Wir alle, jede Bürgerin und jeder Bürger, jede Politikerin und jeder Politiker, jeder, der hier seine Heimat hat, trägt dafür eine Mitverantwortung. Jeder an seinem Platz hat seinen Teil dazu beizutragen, dass in Wiesbaden ein Klima des inneren Friedens und der gegenseitigen Toleranz herrscht. Herausstehlen kann sich da niemand. Wie alle großen Projekte hat auch unser Mahnmal zum Namentlichen Gedenken eine lange Vorlaufzeit. Viele arbeiteten mit, von den ersten Visionen, Ideen und Konzepten über eine immer weiter konkretisierte Planung bis hin zur Errichtung, deren Beginn wir mit der heutigen Grundsteinlegung offiziell feiern. Unter der professionellen Regie der SEG fanden zahllose Arbeitsgruppensitzungen statt. Die Architektin, Frau Willecke, hat mit Ihrem Team einen hervorragen den Entwurf gestaltet. Viele Mitarbeiterinnen und Mitarbeiter der Stadtverwaltung, insbesondere das Stadtarchiv und das Stadtplanungsamt, haben engagiert mitgearbeitet. Das Mahnmal wäre undenkbar ohne die überaus wertvollen Beiträge der Jüdischen Gemeinde und des Aktiven Museums Spiegelgasse. Sie haben entscheidenden Anteil an Aussage, Zielsetzung und Sinn des Mahnmals. Allen, die mitwirkten und noch weiter mitarbeiten werden, gilt mein großer Dank.

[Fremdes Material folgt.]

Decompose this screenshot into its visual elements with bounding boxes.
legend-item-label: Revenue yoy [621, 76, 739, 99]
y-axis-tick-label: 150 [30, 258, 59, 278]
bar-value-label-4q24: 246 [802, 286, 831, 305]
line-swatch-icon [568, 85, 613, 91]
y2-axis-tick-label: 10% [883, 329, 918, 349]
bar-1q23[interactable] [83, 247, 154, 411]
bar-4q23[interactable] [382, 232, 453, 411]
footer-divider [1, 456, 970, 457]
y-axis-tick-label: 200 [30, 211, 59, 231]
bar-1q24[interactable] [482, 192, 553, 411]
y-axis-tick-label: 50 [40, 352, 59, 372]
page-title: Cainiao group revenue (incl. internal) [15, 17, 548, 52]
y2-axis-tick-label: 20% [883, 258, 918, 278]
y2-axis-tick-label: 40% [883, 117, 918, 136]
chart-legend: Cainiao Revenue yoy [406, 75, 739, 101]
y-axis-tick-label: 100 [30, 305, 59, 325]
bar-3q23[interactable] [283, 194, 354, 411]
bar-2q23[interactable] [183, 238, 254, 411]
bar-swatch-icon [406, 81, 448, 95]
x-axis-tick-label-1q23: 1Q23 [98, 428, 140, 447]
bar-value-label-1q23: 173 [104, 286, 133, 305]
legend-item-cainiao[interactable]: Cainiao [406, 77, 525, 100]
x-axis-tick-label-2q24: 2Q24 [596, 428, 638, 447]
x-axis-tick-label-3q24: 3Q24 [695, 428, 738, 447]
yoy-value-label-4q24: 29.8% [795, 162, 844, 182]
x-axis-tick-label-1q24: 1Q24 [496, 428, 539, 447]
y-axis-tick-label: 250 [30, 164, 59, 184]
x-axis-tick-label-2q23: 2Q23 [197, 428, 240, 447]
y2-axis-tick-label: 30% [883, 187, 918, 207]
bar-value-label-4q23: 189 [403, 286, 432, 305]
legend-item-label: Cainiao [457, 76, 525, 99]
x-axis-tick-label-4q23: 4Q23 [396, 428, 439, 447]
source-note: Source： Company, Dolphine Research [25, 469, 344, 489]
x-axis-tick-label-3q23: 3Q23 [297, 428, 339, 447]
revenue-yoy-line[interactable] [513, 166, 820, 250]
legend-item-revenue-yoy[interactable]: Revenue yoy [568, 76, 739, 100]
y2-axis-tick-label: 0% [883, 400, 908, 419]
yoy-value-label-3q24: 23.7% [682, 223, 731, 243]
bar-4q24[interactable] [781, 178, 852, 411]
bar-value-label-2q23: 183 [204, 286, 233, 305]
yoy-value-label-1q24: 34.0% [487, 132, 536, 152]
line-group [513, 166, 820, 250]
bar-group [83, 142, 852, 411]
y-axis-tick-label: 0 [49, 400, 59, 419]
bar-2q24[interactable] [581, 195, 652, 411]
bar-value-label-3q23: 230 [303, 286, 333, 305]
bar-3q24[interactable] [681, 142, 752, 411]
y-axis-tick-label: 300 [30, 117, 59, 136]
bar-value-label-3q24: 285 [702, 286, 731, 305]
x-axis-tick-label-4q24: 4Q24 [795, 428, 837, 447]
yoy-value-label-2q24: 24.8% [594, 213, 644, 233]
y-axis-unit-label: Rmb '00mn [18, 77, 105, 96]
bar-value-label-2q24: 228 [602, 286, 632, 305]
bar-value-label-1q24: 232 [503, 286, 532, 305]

Einen Namen will ich ganz besonders nennen. Für Angelika Thiels, meiner Vorgängerin im Amt des Stadtverordnetenvorstehers, war das Mahnmal zum Namentlichen Gedenken eine Herzensangelegenheit. Mit ihrer ganzen Kraft, mit großer Leidenschaft und mit der ihr eigenen unbändigen Energie hat sie dieses Projekt vorangetrieben. Leider darf sie die heutige Grundsteinlegung nicht mehr erleben. Angelika Thiels hat immer betont, wie froh sie sei, dass das Projekt in großer überparteilicher Übereinstimmung realisiert wird und nicht Gegenstand eines kleinlichen Parteienstreits ist. Diesen Konsens hielt sie dem Respekt vor den Opfern geschuldet. Dass ein solcher Konsens in unserem Stadtparlament dauerhaft entstanden ist, verdanken wir der Überzeugungskraft und der persönlichen Integrität von Angelika Thiels. Mit ihrem Namen wird dieses Bauwerk untrennbar verbunden sein.